4 books you've read more than once and/or will read again:

1. This will overlap with my previous meme, but I'll try to throw in something new. Tom Jones. (I'm in the process of rereading now, so that's an easy one.)

2. Absalom, Absalom. If you want to understand why race relations in America were, are, and will forever be completely and irredeemably f***ed up, read this book.

3. Stephen King's It. Because it's a great read, and hush--that's why.
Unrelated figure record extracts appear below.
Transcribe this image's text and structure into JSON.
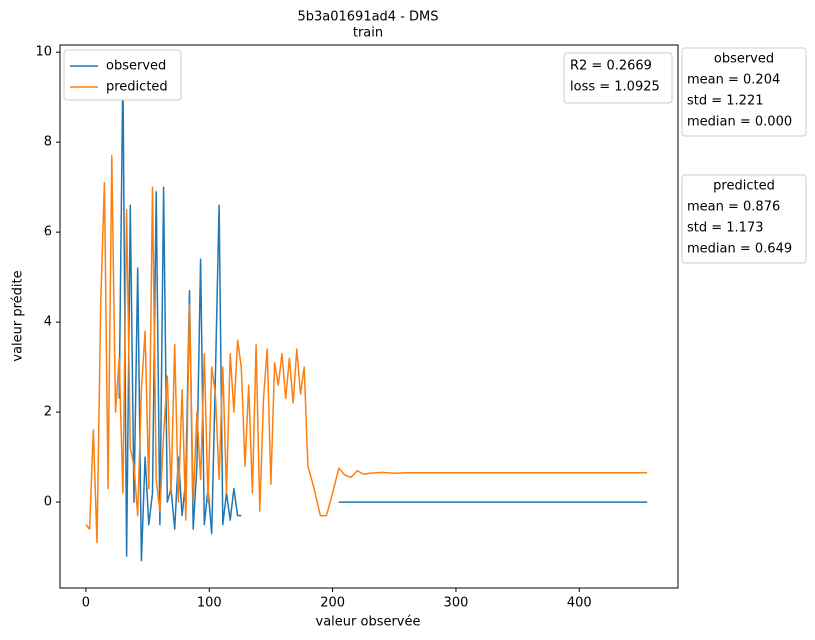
{
  "chart_data": {
    "type": "line",
    "title": "5b3a01691ad4 - DMS",
    "subtitle": "train",
    "x_label": "valeur observée",
    "y_label": "valeur prédite",
    "x": [
      0,
      3,
      6,
      9,
      12,
      15,
      18,
      21,
      24,
      27,
      30,
      33,
      36,
      39,
      42,
      45,
      48,
      51,
      54,
      57,
      60,
      63,
      66,
      69,
      72,
      75,
      78,
      81,
      84,
      87,
      90,
      93,
      96,
      99,
      102,
      105,
      108,
      111,
      114,
      117,
      120,
      123,
      126,
      129,
      132,
      135,
      138,
      141,
      144,
      147,
      150,
      153,
      156,
      159,
      162,
      165,
      168,
      171,
      174,
      177,
      180,
      185,
      190,
      195,
      200,
      205,
      210,
      215,
      220,
      225,
      230,
      240,
      250,
      260,
      300,
      350,
      400,
      455
    ],
    "series": [
      {
        "name": "observed",
        "color": "#1f77b4",
        "values": [
          null,
          null,
          null,
          null,
          null,
          null,
          null,
          null,
          null,
          2.3,
          9.6,
          -1.2,
          6.6,
          0.0,
          5.2,
          -1.3,
          1.0,
          -0.5,
          0.2,
          6.9,
          -0.5,
          7.0,
          0.0,
          0.3,
          -0.6,
          1.0,
          -0.3,
          0.5,
          4.7,
          -0.6,
          0.8,
          5.4,
          -0.5,
          0.3,
          -0.7,
          2.8,
          6.6,
          -0.5,
          0.2,
          -0.4,
          0.3,
          -0.3,
          -0.3,
          null,
          null,
          null,
          null,
          null,
          null,
          null,
          null,
          null,
          null,
          null,
          null,
          null,
          null,
          null,
          null,
          null,
          null,
          null,
          null,
          null,
          null,
          0,
          0,
          0,
          0,
          0,
          0,
          0,
          0,
          0,
          0,
          0,
          0,
          0
        ]
      },
      {
        "name": "predicted",
        "color": "#ff7f0e",
        "values": [
          -0.5,
          -0.6,
          1.6,
          -0.9,
          4.4,
          7.1,
          0.3,
          7.7,
          2.0,
          3.2,
          0.2,
          6.5,
          1.2,
          0.8,
          -0.3,
          2.5,
          3.8,
          0.3,
          7.0,
          0.5,
          -0.2,
          1.5,
          2.8,
          0.2,
          3.5,
          0.0,
          2.5,
          -0.4,
          4.4,
          0.0,
          2.0,
          0.5,
          3.3,
          0.0,
          3.0,
          2.4,
          0.5,
          3.0,
          0.2,
          3.3,
          2.0,
          3.6,
          3.0,
          0.8,
          2.6,
          0.2,
          3.5,
          -0.2,
          2.3,
          3.4,
          0.4,
          3.1,
          2.6,
          3.3,
          2.3,
          3.2,
          2.2,
          3.4,
          2.4,
          3.0,
          0.8,
          0.3,
          -0.3,
          -0.3,
          0.2,
          0.75,
          0.6,
          0.55,
          0.7,
          0.62,
          0.64,
          0.66,
          0.64,
          0.65,
          0.65,
          0.65,
          0.65,
          0.65
        ]
      }
    ],
    "xlim": [
      -21,
      480
    ],
    "ylim": [
      -1.91,
      10.16
    ],
    "xticks": [
      0,
      100,
      200,
      300,
      400
    ],
    "yticks": [
      0,
      2,
      4,
      6,
      8,
      10
    ],
    "legend": "upper left",
    "annotations": [
      "R2 = 0.2669",
      "loss = 1.0925"
    ],
    "stat_boxes": [
      {
        "title": "observed",
        "lines": [
          "mean = 0.204",
          "std = 1.221",
          "median = 0.000"
        ]
      },
      {
        "title": "predicted",
        "lines": [
          "mean = 0.876",
          "std = 1.173",
          "median = 0.649"
        ]
      }
    ]
  }
}
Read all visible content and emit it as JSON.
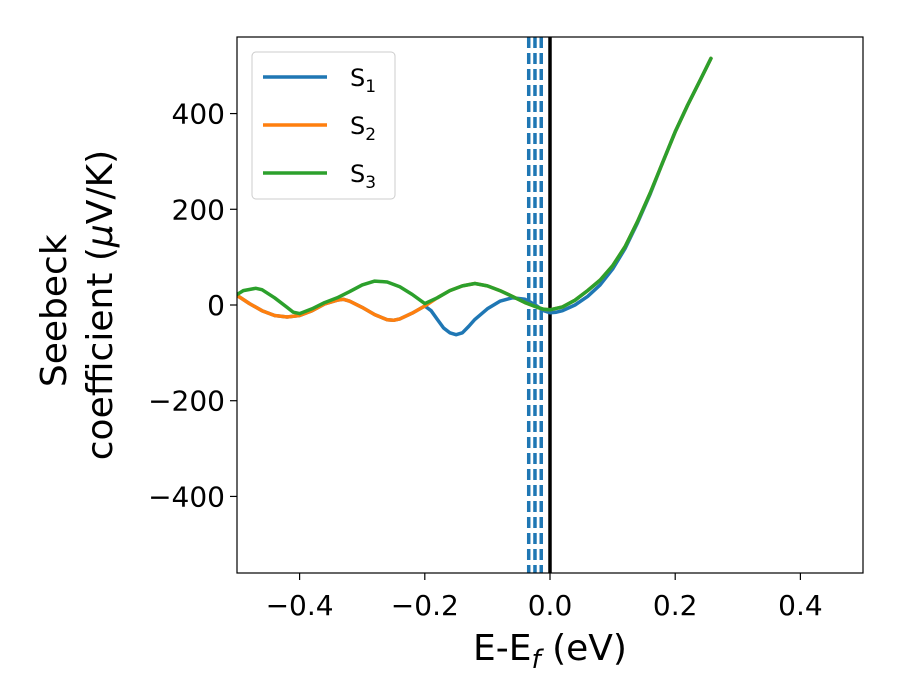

4. Heart of Darkness. This, I suspect, reveals something very unpleasant about me, but I reread it not only because I teach it, but because it's one of the few absolutely perfect pieces of sustained English prose ever written. And, let's face it, we could all stand to do with a reminder that, in the larger scheme of things, we need the world--not the other way 'round, and there's no way to know that and not have it creep the living s*** out of you. (I will not, however, reread Lord of the Flies--some things about human nature, while undeniably true, I just don't need to be reminded of, thanks.)

3 Comments:

Blogger Flavia said...

Harper Lee only wrote the one damn book.

(What are my bonus points worth?)

10:36 AM  
Blogger Flavia said...

Oh, and I'm TOTALLY in love with the idea of "Big Time" as RIII's theme song. Makes me wish I were teaching it (the play, not the song) this semester.

10:38 AM  
Anonymous Anonymous said...

Birthday cake and hollandaise sauce...hmmm interesting combination.